There was a fire on the London Underground caused by lithium batteries catching fire-

Also this, on a US  contractors forum;

https://www.contractortalk.com/threads/batteries-caused-house-fire.428251/

 Alkis 18 Feb 2021
In reply to Jasonic:

Yeah, just to clarify, I'm not saying you should not be cautious with batteries, just that overcharging is basically never the root cause, it's a symptom of a broken system. That thread is a pretty good example of problems with using subpar stuff. People are talking about generic chargers, generic batteries, basically unsuitable combinations of equipment. Hell, people are mentioning generic batteries smoking as they are being charged. Overcharging and a resulting catastrophic failure from that is a symptom of subpar, wrong and/or damaged equipment. I would not trust a charger/battery combination that is unable to complete a charge cycle as specified for the battery to charge to *any* percentage, even if you have it on a timer to stop early.

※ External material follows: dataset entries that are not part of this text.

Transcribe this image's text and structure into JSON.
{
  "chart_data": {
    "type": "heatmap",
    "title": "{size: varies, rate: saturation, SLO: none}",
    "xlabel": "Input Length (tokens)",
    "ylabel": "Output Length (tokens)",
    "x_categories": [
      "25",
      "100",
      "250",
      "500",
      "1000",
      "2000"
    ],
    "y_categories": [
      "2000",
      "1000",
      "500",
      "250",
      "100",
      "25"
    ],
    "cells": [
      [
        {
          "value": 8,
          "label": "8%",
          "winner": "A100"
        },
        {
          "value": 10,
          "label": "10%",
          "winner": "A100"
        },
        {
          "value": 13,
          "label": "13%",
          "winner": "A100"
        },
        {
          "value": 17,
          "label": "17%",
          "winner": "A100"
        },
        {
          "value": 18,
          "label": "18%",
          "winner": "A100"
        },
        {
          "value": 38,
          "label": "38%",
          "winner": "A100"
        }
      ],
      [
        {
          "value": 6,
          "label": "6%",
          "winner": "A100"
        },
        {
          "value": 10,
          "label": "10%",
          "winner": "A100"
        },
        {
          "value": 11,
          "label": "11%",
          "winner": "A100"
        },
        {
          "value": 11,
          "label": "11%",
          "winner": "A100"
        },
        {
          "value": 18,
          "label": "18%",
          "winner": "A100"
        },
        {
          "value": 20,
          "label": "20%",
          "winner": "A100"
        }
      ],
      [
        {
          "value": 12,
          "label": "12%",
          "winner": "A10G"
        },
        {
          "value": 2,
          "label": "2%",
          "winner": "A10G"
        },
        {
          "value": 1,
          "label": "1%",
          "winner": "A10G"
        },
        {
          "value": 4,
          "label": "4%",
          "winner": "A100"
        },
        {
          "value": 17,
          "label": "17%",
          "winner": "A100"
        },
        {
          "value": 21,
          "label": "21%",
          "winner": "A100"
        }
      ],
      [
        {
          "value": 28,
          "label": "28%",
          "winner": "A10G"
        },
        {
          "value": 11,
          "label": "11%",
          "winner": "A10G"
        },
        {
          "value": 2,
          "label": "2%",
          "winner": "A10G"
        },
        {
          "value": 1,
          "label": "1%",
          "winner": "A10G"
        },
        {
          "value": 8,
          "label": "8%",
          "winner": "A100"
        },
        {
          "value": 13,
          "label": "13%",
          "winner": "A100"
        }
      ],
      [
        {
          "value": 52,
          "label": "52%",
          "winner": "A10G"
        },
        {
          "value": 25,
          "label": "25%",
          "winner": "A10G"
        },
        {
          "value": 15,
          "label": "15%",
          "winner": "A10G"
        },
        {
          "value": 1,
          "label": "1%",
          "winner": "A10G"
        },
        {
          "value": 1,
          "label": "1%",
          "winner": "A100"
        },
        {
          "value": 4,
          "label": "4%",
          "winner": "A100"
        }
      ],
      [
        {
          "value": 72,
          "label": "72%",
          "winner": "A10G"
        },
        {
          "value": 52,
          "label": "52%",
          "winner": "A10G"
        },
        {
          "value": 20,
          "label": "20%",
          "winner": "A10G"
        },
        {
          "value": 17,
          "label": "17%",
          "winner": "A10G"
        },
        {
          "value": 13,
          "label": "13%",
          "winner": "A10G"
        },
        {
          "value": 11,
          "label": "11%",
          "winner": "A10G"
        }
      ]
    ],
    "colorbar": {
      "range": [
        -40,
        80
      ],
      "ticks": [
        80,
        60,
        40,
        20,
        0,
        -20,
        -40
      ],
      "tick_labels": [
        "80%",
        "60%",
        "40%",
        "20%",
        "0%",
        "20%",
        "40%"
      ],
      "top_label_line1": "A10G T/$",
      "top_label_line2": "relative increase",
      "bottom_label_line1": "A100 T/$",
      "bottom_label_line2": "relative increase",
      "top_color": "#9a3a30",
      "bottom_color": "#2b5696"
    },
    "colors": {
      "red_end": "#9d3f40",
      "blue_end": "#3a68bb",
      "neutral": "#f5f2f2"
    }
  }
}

Being cautious is fine, overcharging is never something you should have to avoid through manual actions of your own, you should throw away any equipment that you suspect is misbehaving. If the charger cannot detect the end of the charging cycle I would question whether it even provides the right charging current at all, you don't need an overcharge condition for the battery to blow up. Likewise, if a battery is unable to be charged correctly I would not be using that battery, they hold enough energy to blow up without being on a charger (see what happened with the faulty batteries of the Samsung Galaxy Note 7).

Post edited at 23:12
 Michael Hood 19 Feb 2021
In reply to HB1:

Cordless, the long term problem is that the batteries eventually degrade and don't hold as much charge. And by then quality replacements are hard to come by. They've changed the voltage or the technology, etc.

That's my current Ryobi 14.4v problem, I have to charge both batteries before doing anything significant even if they were charged a couple of days ago.

I had a similar buying dilemma with hedge trimmers. Realised that if I wanted to go cordless then I should avoid cheap and pay for quality. Decided to go for cheap corded. I've only had to rewire my £25 Argos purchase with 1m shorter cord once - so far 😁 

Post edited at 07:35
 Iamgregp 19 Feb 2021
In reply to HB1:

I'm late to the party here, but nobody's mentioned Milwaukee.  I picked up a combi drill on offer at Toolstation when we bought our house and there hasn't been a job it hasn't been able to handle (though like you, I'm just an occasional; light DIY-er.  They're not the cheapest but if you see something on special or reduced they're worth a look.